How Security Affects What a Creditor Receives
Not all creditors stand on equal footing. Some hold collateral, like a mortgage on estate property or a lien on specific assets. This statute governs how those secured claims are paid during estate administration. The basic principle is straightforward: a creditor should not receive both the collateral and the full claim amount.
Payment of a secured claim is upon the basis of the amount allowed if the creditor surrenders his security, otherwise payment is upon the basis of one of the following: 1. If the creditor exhausts his security before receiving payment, unless precluded by other law, upon the amount of the claim allowed less the fair value of the security.

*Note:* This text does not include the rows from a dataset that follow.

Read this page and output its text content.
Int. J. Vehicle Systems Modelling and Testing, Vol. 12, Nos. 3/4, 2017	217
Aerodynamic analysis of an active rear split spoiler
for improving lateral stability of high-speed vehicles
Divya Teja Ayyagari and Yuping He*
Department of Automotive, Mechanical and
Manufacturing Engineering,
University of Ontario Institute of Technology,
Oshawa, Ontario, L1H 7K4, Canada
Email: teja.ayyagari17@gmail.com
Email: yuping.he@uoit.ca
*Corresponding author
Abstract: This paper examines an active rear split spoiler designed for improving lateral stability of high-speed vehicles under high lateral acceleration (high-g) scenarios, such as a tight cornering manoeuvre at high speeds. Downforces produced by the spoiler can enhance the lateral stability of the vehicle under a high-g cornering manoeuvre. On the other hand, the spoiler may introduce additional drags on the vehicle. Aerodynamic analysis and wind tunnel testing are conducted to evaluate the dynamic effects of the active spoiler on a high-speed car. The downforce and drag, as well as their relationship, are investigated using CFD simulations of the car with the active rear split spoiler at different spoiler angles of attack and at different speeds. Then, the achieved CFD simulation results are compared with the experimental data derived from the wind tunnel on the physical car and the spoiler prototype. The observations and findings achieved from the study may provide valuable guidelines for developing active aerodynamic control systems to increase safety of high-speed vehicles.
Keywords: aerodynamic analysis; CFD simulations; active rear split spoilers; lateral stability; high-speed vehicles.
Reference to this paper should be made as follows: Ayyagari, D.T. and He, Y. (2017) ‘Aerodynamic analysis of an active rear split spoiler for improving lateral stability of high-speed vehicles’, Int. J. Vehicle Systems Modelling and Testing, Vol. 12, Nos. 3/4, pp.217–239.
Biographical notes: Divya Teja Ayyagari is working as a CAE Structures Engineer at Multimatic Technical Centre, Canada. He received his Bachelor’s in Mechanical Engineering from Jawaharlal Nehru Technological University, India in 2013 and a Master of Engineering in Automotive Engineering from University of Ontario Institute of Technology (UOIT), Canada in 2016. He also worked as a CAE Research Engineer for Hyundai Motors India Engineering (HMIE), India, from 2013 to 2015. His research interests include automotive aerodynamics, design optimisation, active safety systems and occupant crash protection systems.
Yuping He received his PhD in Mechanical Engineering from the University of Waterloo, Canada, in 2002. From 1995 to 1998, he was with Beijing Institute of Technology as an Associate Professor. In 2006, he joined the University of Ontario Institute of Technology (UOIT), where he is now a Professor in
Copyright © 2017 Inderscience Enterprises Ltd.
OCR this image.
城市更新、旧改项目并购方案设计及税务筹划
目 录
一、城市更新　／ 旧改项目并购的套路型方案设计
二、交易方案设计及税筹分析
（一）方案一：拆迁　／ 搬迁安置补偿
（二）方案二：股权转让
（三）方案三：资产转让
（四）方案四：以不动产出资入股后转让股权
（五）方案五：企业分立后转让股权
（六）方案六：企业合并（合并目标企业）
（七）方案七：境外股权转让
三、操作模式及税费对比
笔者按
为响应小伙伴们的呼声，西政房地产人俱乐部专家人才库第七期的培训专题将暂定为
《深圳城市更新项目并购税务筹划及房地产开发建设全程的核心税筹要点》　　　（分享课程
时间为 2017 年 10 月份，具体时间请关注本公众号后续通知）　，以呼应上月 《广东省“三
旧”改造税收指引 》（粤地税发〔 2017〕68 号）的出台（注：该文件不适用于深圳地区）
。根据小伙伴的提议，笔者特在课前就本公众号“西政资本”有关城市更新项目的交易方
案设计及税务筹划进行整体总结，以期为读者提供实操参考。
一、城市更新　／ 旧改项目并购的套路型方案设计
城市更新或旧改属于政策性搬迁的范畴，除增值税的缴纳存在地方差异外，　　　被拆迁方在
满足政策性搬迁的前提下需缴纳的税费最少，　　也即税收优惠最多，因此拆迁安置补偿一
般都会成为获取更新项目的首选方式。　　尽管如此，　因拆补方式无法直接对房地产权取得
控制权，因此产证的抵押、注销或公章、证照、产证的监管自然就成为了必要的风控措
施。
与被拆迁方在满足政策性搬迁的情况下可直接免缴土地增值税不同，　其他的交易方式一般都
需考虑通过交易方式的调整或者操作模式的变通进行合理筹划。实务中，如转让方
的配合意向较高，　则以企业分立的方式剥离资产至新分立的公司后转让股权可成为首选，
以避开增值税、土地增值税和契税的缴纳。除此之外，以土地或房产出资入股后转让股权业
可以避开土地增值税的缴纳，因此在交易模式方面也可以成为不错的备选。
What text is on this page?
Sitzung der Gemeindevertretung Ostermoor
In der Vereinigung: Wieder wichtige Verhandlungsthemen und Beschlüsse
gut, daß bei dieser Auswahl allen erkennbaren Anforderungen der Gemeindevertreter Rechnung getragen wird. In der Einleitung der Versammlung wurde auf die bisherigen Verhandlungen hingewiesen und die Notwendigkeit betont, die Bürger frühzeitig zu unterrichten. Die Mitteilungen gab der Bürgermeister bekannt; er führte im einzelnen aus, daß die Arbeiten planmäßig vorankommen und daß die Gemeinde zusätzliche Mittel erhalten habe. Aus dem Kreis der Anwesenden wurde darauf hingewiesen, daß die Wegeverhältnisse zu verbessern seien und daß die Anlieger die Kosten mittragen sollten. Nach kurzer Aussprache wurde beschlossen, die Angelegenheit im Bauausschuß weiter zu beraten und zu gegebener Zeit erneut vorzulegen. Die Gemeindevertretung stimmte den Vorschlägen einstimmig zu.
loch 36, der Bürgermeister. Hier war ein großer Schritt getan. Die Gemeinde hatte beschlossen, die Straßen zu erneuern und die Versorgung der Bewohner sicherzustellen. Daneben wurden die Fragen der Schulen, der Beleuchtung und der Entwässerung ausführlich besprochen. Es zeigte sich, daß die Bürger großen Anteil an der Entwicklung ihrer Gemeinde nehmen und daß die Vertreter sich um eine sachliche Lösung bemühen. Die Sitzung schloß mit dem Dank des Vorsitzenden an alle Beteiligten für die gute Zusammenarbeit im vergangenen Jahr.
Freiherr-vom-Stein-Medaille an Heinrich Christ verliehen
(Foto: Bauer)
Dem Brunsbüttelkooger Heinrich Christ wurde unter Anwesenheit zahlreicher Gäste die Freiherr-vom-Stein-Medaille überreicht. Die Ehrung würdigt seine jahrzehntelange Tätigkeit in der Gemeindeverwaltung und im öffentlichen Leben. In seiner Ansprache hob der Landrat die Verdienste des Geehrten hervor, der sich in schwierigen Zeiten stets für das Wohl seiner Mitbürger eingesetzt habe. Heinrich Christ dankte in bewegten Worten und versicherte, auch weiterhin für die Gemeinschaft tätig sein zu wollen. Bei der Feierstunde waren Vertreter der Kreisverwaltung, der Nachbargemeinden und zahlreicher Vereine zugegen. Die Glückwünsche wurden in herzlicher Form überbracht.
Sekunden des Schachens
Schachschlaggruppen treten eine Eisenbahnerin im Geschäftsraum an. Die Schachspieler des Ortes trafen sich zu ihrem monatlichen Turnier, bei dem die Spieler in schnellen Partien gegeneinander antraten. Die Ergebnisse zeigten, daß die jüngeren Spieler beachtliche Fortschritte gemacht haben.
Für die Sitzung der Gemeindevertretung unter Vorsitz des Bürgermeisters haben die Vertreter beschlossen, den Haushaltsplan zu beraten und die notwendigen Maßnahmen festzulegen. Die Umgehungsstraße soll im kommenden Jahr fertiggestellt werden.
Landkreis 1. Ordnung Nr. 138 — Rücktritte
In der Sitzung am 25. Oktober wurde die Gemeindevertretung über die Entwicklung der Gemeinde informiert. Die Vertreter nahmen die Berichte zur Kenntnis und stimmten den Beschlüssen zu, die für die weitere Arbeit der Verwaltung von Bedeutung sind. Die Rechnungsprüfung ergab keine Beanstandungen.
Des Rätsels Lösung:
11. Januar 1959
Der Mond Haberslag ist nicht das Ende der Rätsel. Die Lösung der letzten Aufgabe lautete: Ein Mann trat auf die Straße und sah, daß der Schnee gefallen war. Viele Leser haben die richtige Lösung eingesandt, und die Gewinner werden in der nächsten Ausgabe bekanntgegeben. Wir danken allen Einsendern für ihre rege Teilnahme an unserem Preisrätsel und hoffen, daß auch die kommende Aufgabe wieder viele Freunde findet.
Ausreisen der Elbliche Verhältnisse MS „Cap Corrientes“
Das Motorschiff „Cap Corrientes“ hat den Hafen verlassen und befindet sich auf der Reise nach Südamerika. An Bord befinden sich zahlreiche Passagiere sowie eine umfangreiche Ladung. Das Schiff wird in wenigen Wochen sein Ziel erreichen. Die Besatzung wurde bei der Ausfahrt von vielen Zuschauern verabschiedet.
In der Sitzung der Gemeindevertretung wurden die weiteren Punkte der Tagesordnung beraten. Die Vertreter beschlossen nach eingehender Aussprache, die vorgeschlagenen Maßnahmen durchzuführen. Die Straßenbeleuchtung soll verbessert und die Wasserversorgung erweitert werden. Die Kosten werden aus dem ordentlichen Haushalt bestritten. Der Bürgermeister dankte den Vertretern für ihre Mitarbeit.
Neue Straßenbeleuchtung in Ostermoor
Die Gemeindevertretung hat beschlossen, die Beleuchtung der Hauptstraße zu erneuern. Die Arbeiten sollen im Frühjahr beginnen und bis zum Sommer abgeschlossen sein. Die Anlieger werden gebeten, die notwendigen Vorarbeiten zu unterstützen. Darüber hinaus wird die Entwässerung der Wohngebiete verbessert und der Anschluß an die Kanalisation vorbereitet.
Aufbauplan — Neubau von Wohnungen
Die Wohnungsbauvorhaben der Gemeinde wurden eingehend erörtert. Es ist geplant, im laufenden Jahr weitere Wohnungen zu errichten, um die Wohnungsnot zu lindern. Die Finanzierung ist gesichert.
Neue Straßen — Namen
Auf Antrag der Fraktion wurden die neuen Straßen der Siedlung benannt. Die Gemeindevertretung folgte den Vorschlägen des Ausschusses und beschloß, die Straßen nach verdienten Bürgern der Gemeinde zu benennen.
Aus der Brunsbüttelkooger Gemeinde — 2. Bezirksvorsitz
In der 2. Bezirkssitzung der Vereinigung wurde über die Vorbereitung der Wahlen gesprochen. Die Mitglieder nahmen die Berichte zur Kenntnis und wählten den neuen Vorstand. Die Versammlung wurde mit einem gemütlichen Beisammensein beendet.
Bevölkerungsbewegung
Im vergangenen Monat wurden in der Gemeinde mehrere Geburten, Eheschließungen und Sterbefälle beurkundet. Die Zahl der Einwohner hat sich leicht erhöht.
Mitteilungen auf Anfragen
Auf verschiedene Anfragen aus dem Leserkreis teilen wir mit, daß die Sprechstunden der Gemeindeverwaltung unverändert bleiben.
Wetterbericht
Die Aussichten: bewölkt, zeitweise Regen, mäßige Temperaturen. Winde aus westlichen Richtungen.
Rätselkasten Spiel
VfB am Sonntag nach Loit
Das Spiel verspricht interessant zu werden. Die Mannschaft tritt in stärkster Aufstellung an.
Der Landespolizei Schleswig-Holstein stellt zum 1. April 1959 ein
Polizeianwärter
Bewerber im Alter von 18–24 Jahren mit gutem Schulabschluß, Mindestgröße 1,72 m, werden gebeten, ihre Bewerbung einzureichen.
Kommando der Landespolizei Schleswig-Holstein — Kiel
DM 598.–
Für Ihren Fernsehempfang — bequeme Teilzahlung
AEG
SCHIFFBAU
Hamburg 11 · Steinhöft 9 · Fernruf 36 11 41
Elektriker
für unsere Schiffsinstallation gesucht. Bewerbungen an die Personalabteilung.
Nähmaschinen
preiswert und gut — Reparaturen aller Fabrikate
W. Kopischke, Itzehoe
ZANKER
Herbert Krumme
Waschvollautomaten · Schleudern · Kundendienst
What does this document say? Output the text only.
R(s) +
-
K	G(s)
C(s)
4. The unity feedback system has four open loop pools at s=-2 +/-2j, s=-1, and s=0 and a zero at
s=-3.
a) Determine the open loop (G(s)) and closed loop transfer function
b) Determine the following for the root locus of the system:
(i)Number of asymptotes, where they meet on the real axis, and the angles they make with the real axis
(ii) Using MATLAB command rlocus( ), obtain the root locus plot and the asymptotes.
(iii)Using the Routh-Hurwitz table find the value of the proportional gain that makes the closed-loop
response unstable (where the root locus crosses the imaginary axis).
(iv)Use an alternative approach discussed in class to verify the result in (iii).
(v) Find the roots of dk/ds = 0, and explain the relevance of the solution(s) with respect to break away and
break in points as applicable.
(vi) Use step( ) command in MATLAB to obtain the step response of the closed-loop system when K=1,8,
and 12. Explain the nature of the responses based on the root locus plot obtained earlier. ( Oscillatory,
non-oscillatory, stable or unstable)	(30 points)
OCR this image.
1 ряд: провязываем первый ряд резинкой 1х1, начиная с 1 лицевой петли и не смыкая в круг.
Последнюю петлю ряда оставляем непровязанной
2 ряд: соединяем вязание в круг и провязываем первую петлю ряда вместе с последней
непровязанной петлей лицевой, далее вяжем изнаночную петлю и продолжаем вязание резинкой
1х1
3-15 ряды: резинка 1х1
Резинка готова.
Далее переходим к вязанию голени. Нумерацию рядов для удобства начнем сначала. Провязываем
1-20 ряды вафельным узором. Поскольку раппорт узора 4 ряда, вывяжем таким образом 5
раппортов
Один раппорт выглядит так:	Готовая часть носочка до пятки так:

A.R.S. § 14-3809If the creditor gives up the collateral, they get paid the full allowed amount from the estate. If they keep the collateral, the estate only pays the difference between the claim and the collateral's value.
Determining the Value of Security
When the creditor retains their security but has not yet converted it to cash, the value must be determined. Arizona law provides several options: the security can be valued according to the terms of the original agreement, by mutual agreement between the creditor and the personal representative, through arbitration, by compromise, or through litigation.
This flexibility matters because collateral values can be contested. A mortgage holder and a personal representative may disagree on the fair market value of a property. The statute ensures there is a path to resolution without forcing every dispute into court. For personal representatives managing estates with secured debts, understanding this distinction helps avoid overpaying creditors and preserves more of the estate for beneficiaries.